In chatting with my sister and 3 of my girlfriends all during this week and each time, the conversation centered around what kind of life do you really want? What kind of relationship do you want? What do you want out of life? And if you want different, only you can change it. The mind is powerful. With one thought an entire life can be transformed, if followed up by action. We can talk about something until we are blue in the face and still at the end of the conversation if their has been no movement it has just been an interesting philosophical conversation. A dream with no tangible goals, no deadlines is still a dream.

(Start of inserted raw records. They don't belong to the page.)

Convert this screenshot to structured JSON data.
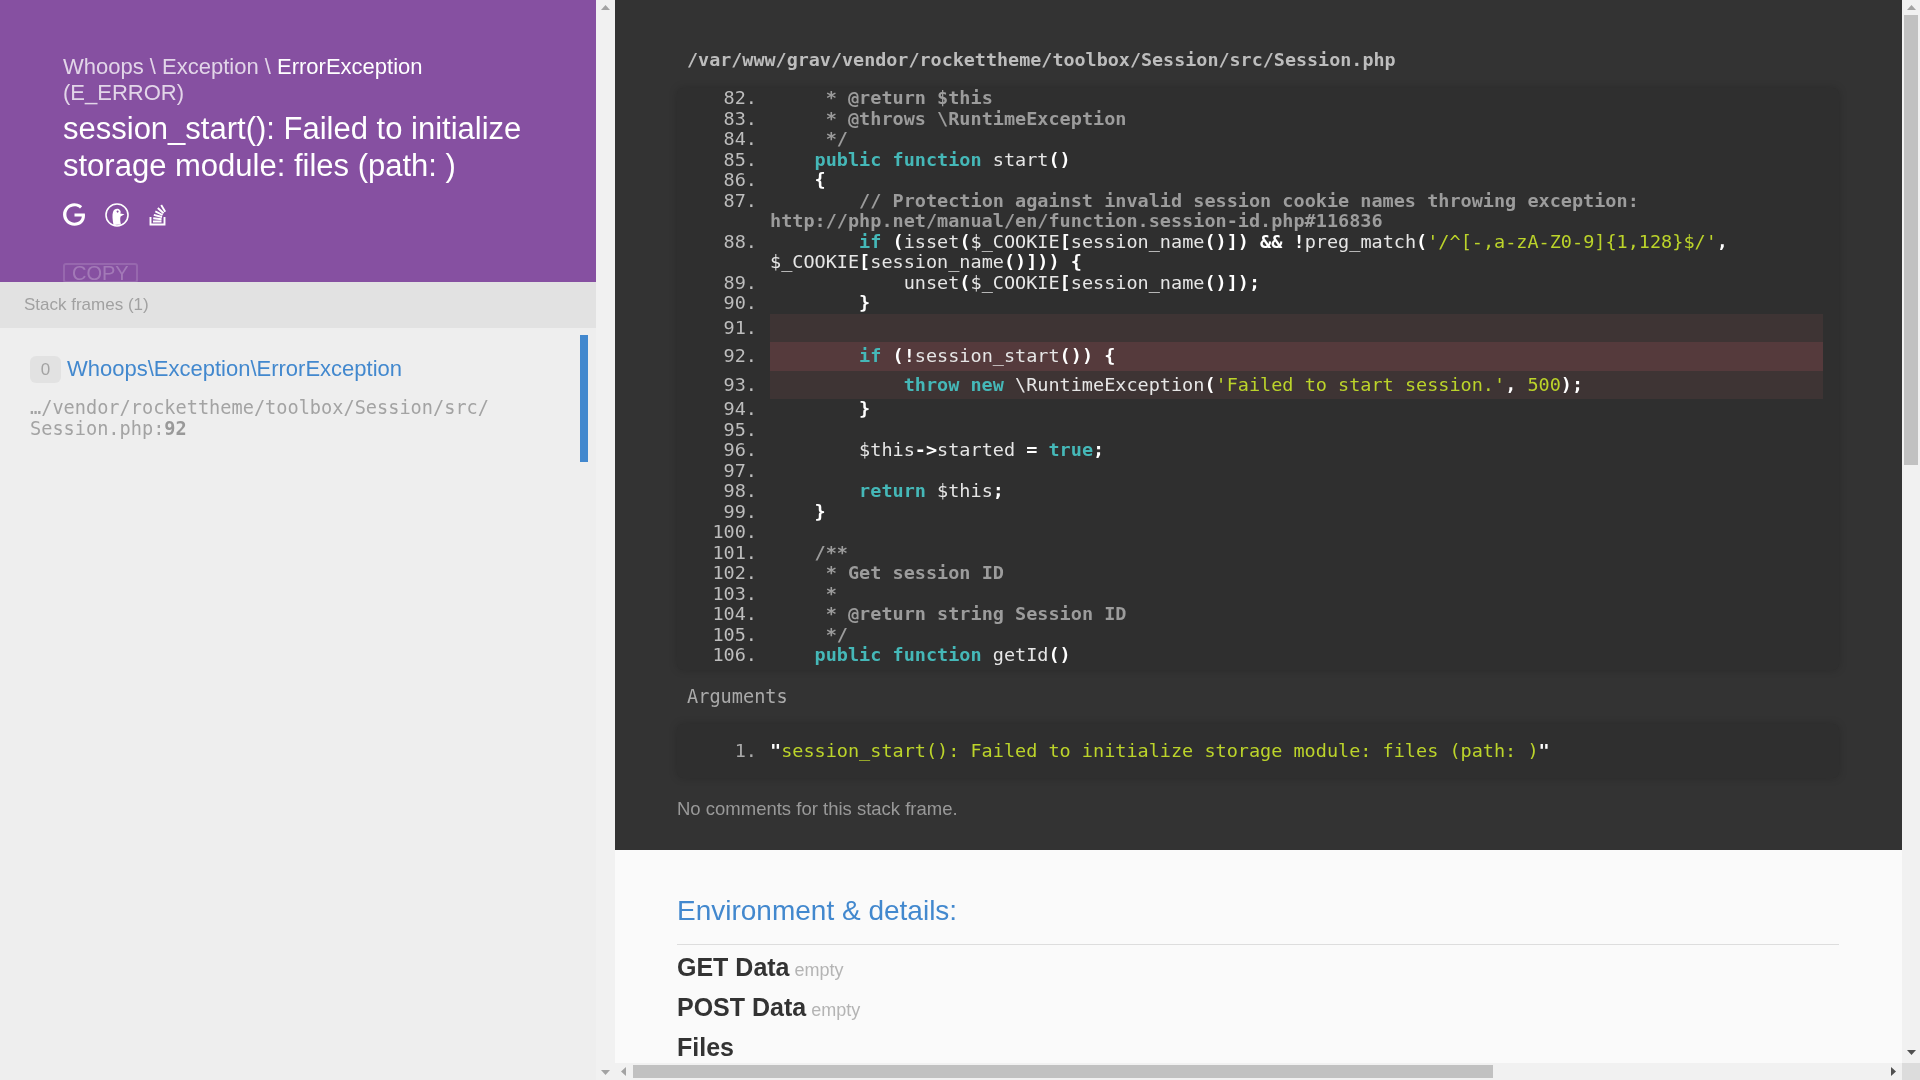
{
  "header": {
    "namespace": "Whoops \\ Exception \\",
    "class_name": "ErrorException",
    "error_code": "(E_ERROR)",
    "message": "session_start(): Failed to initialize storage module: files (path: )",
    "copy_button": "COPY"
  },
  "stack_frames": {
    "title": "Stack frames (1)",
    "frames": [
      {
        "index": "0",
        "class_name": "Whoops\\Exception\\ErrorException",
        "file": "…/vendor/rockettheme/toolbox/Session/src/Session.php:**92**",
        "selected": true
      }
    ]
  },
  "code_view": {
    "file_path": "/var/www/grav/vendor/rockettheme/toolbox/Session/src/Session.php",
    "lines": [
      {
        "number": "82.",
        "tokens": [
          {
            "kind": "comment",
            "text": "     * @return $this"
          }
        ],
        "highlighted": false,
        "current": false
      },
      {
        "number": "83.",
        "tokens": [
          {
            "kind": "comment",
            "text": "     * @throws \\RuntimeException"
          }
        ],
        "highlighted": false,
        "current": false
      },
      {
        "number": "84.",
        "tokens": [
          {
            "kind": "comment",
            "text": "     */"
          }
        ],
        "highlighted": false,
        "current": false
      },
      {
        "number": "85.",
        "tokens": [
          {
            "kind": "keyword",
            "text": "    public function"
          },
          {
            "kind": "plain",
            "text": " start"
          },
          {
            "kind": "punct",
            "text": "()"
          }
        ],
        "highlighted": false,
        "current": false
      },
      {
        "number": "86.",
        "tokens": [
          {
            "kind": "punct",
            "text": "    {"
          }
        ],
        "highlighted": false,
        "current": false
      },
      {
        "number": "87.",
        "tokens": [
          {
            "kind": "comment",
            "text": "        // Protection against invalid session cookie names throwing exception: http://php.net/manual/en/function.session-id.php#116836"
          }
        ],
        "highlighted": false,
        "current": false
      },
      {
        "number": "88.",
        "tokens": [
          {
            "kind": "keyword",
            "text": "        if"
          },
          {
            "kind": "punct",
            "text": " ("
          },
          {
            "kind": "plain",
            "text": "isset"
          },
          {
            "kind": "punct",
            "text": "("
          },
          {
            "kind": "plain",
            "text": "$_COOKIE"
          },
          {
            "kind": "punct",
            "text": "["
          },
          {
            "kind": "plain",
            "text": "session_name"
          },
          {
            "kind": "punct",
            "text": "()])"
          },
          {
            "kind": "punct",
            "text": " && !"
          },
          {
            "kind": "plain",
            "text": "preg_match"
          },
          {
            "kind": "punct",
            "text": "("
          },
          {
            "kind": "string",
            "text": "'/^[-,a-zA-Z0-9]{1,128}$/'"
          },
          {
            "kind": "punct",
            "text": ", "
          },
          {
            "kind": "plain",
            "text": "$_COOKIE"
          },
          {
            "kind": "punct",
            "text": "["
          },
          {
            "kind": "plain",
            "text": "session_name"
          },
          {
            "kind": "punct",
            "text": "()]))"
          },
          {
            "kind": "punct",
            "text": " {"
          }
        ],
        "highlighted": false,
        "current": false
      },
      {
        "number": "89.",
        "tokens": [
          {
            "kind": "plain",
            "text": "            unset"
          },
          {
            "kind": "punct",
            "text": "("
          },
          {
            "kind": "plain",
            "text": "$_COOKIE"
          },
          {
            "kind": "punct",
            "text": "["
          },
          {
            "kind": "plain",
            "text": "session_name"
          },
          {
            "kind": "punct",
            "text": "()]);"
          }
        ],
        "highlighted": false,
        "current": false
      },
      {
        "number": "90.",
        "tokens": [
          {
            "kind": "punct",
            "text": "        }"
          }
        ],
        "highlighted": false,
        "current": false
      },
      {
        "number": "91.",
        "highlighted": true,
        "current": false
      },
      {
        "number": "92.",
        "tokens": [
          {
            "kind": "keyword",
            "text": "        if"
          },
          {
            "kind": "punct",
            "text": " (!"
          },
          {
            "kind": "plain",
            "text": "session_start"
          },
          {
            "kind": "punct",
            "text": "()) {"
          }
        ],
        "highlighted": true,
        "current": true
      },
      {
        "number": "93.",
        "tokens": [
          {
            "kind": "keyword",
            "text": "            throw new"
          },
          {
            "kind": "plain",
            "text": " \\RuntimeException"
          },
          {
            "kind": "punct",
            "text": "("
          },
          {
            "kind": "string",
            "text": "'Failed to start session.'"
          },
          {
            "kind": "punct",
            "text": ", "
          },
          {
            "kind": "number",
            "text": "500"
          },
          {
            "kind": "punct",
            "text": ");"
          }
        ],
        "highlighted": true,
        "current": false
      },
      {
        "number": "94.",
        "tokens": [
          {
            "kind": "punct",
            "text": "        }"
          }
        ],
        "highlighted": false,
        "current": false
      },
      {
        "number": "95.",
        "highlighted": false,
        "current": false
      },
      {
        "number": "96.",
        "tokens": [
          {
            "kind": "plain",
            "text": "        $this"
          },
          {
            "kind": "punct",
            "text": "->"
          },
          {
            "kind": "plain",
            "text": "started "
          },
          {
            "kind": "punct",
            "text": "= "
          },
          {
            "kind": "keyword",
            "text": "true"
          },
          {
            "kind": "punct",
            "text": ";"
          }
        ],
        "highlighted": false,
        "current": false
      },
      {
        "number": "97.",
        "highlighted": false,
        "current": false
      },
      {
        "number": "98.",
        "tokens": [
          {
            "kind": "keyword",
            "text": "        return"
          },
          {
            "kind": "plain",
            "text": " $this"
          },
          {
            "kind": "punct",
            "text": ";"
          }
        ],
        "highlighted": false,
        "current": false
      },
      {
        "number": "99.",
        "tokens": [
          {
            "kind": "punct",
            "text": "    }"
          }
        ],
        "highlighted": false,
        "current": false
      },
      {
        "number": "100.",
        "highlighted": false,
        "current": false
      },
      {
        "number": "101.",
        "tokens": [
          {
            "kind": "comment",
            "text": "    /**"
          }
        ],
        "highlighted": false,
        "current": false
      },
      {
        "number": "102.",
        "tokens": [
          {
            "kind": "comment",
            "text": "     * Get session ID"
          }
        ],
        "highlighted": false,
        "current": false
      },
      {
        "number": "103.",
        "tokens": [
          {
            "kind": "comment",
            "text": "     *"
          }
        ],
        "highlighted": false,
        "current": false
      },
      {
        "number": "104.",
        "tokens": [
          {
            "kind": "comment",
            "text": "     * @return string Session ID"
          }
        ],
        "highlighted": false,
        "current": false
      },
      {
        "number": "105.",
        "tokens": [
          {
            "kind": "comment",
            "text": "     */"
          }
        ],
        "highlighted": false,
        "current": false
      },
      {
        "number": "106.",
        "tokens": [
          {
            "kind": "keyword",
            "text": "    public function"
          },
          {
            "kind": "plain",
            "text": " getId"
          },
          {
            "kind": "punct",
            "text": "()"
          }
        ],
        "highlighted": false,
        "current": false
      }
    ]
  },
  "arguments": {
    "title": "Arguments",
    "items": [
      {
        "number": "1.",
        "tokens": [
          {
            "kind": "punct",
            "text": "\""
          },
          {
            "kind": "string",
            "text": "session_start(): Failed to initialize storage module: files (path: )"
          },
          {
            "kind": "punct",
            "text": "\""
          }
        ]
      }
    ]
  },
  "comments_note": "No comments for this stack frame.",
  "environment": {
    "title": "Environment & details:",
    "sections": [
      {
        "title": "GET Data",
        "note": "empty"
      },
      {
        "title": "POST Data",
        "note": "empty"
      },
      {
        "title": "Files"
      }
    ]
  }
}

My belief that all things are possible with God always stays with me. I know that without Him in my life, my life would be a series of one step up and two steps back. For me it has been progressive. Yes there have been some major setbacks and times when I thought that my heart was literally being torn out of my chest; however somewhere deep down inside I knew that in time it would pass. I didn't know when, I just knew it would pass. I knew that if I kept getting up, going to work, taking care of my children, my health and doing the next thing that came up, that somehow things would eventually work out. During those times of sadness, I turned to the pen and paper. I wrote, I doodled, I wrote some more. As I grew stronger, I purposed myself to be on purpose. To think about what I wanted and to write it down and to keep what is written in a place that I can see so that it becomes ingrained into my mind as a vision that will be seen by me and then by others.
Insanity is doing the same thing over and over again expecting different results. If not now, when? I live believing that the gifts God gives us are to be used, are to be nurtured and are to be tested to create in each one of us a passion, a reason for living and for being on this earth.
For me writing is my passion. It grounds me and allows me to transform my thoughts into the words that mean so much to me and at times my words touch others.